Full disclosure: knowing nothing more than a very brief plot synopsis regarding a family man struggling with some disturbing visions, I was somewhat apprehensive to even see this film.  My apprehension stems from the casting of Michael Shannon as the man coping with these visions.  Nothing against Shannon – in fact, I think he’s a great actor, but I really was not interested in seeing the man do crazy once more.  Having already proved he could play a nut with the best of them in roles such as William Friedkin‘s Bug, Werner Herzog‘s My Son My Son What Have Ye Done, and the award nominated performance from Sam MendesRevolutionary Road,’ I was worried that I might be in for a carbon copy of those characters.  Surprisingly, I was not.
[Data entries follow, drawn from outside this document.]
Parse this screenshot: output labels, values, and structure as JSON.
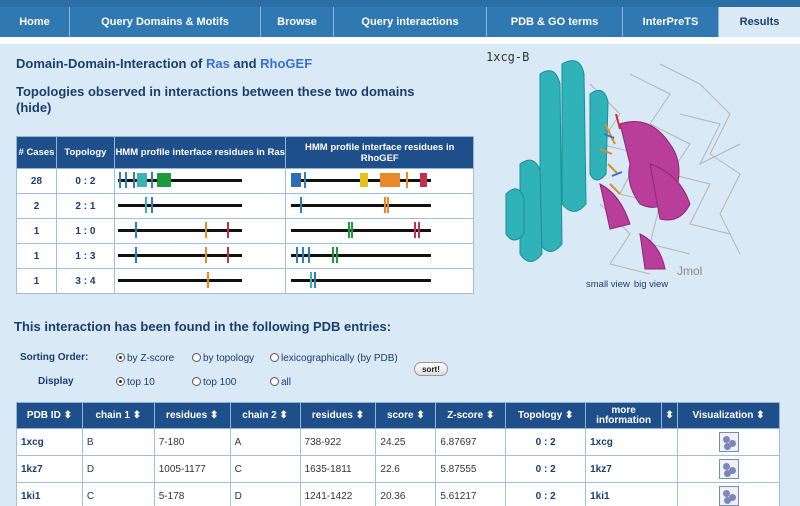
{
  "nav": {
    "tabs": [
      {
        "label": "Home"
      },
      {
        "label": "Query Domains & Motifs"
      },
      {
        "label": "Browse"
      },
      {
        "label": "Query interactions"
      },
      {
        "label": "PDB & GO terms"
      },
      {
        "label": "InterPreTS"
      },
      {
        "label": "Results"
      }
    ]
  },
  "title": {
    "prefix": "Domain-Domain-Interaction of ",
    "domain1": "Ras",
    "and": " and ",
    "domain2": "RhoGEF"
  },
  "topologies": {
    "heading": "Topologies observed in interactions between these two domains",
    "hide_link": "(hide)",
    "headers": [
      "# Cases",
      "Topology",
      "HMM profile interface residues in Ras",
      "HMM profile interface residues in RhoGEF"
    ],
    "rows": [
      {
        "cases": "28",
        "topology": "0 : 2"
      },
      {
        "cases": "2",
        "topology": "2 : 1"
      },
      {
        "cases": "1",
        "topology": "1 : 0"
      },
      {
        "cases": "1",
        "topology": "1 : 3"
      },
      {
        "cases": "1",
        "topology": "3 : 4"
      }
    ]
  },
  "structure": {
    "label": "1xcg-B",
    "jmol": "Jmol",
    "small_view": "small view",
    "big_view": "big view"
  },
  "pdb_section": {
    "heading": "This interaction has been found in the following PDB entries:",
    "sorting_label": "Sorting Order:",
    "sort_options": [
      "by Z-score",
      "by topology",
      "lexicographically (by PDB)"
    ],
    "display_label": "Display",
    "display_options": [
      "top 10",
      "top 100",
      "all"
    ],
    "sort_button": "sort!",
    "headers": [
      "PDB ID ⬍",
      "chain 1 ⬍",
      "residues ⬍",
      "chain 2 ⬍",
      "residues ⬍",
      "score ⬍",
      "Z-score ⬍",
      "Topology ⬍",
      "more information",
      "⬍",
      "Visualization ⬍"
    ],
    "rows": [
      {
        "pdb": "1xcg",
        "chain1": "B",
        "res1": "7-180",
        "chain2": "A",
        "res2": "738-922",
        "score": "24.25",
        "zscore": "6.87697",
        "topology": "0 : 2",
        "info": "1xcg"
      },
      {
        "pdb": "1kz7",
        "chain1": "D",
        "res1": "1005-1177",
        "chain2": "C",
        "res2": "1635-1811",
        "score": "22.6",
        "zscore": "5.87555",
        "topology": "0 : 2",
        "info": "1kz7"
      },
      {
        "pdb": "1ki1",
        "chain1": "C",
        "res1": "5-178",
        "chain2": "D",
        "res2": "1241-1422",
        "score": "20.36",
        "zscore": "5.61217",
        "topology": "0 : 2",
        "info": "1ki1"
      }
    ]
  }
}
I’m sure this film could, and will be seen by some as an allegorical statement that reflects the current financial hardships a lot of Americans are facing today.  Sure, I can see that, but I didn’t have to read that deep into this film in order to be affected by it.  Willing to give myself up to the director’s control and not over intellectualize the screen, I was fully able to sympathize with the protagonist every step of the way, right up to the rewarding ending.

Overall, Take Shelter is one of the most depressing and enjoyable times I have had at the movies lately.  It also left me with some confusion over whether or not I just watched the greatest superhero movie ever, but I’ll save that theory for another post, one where I feel more comfortable delving into spoiler territory.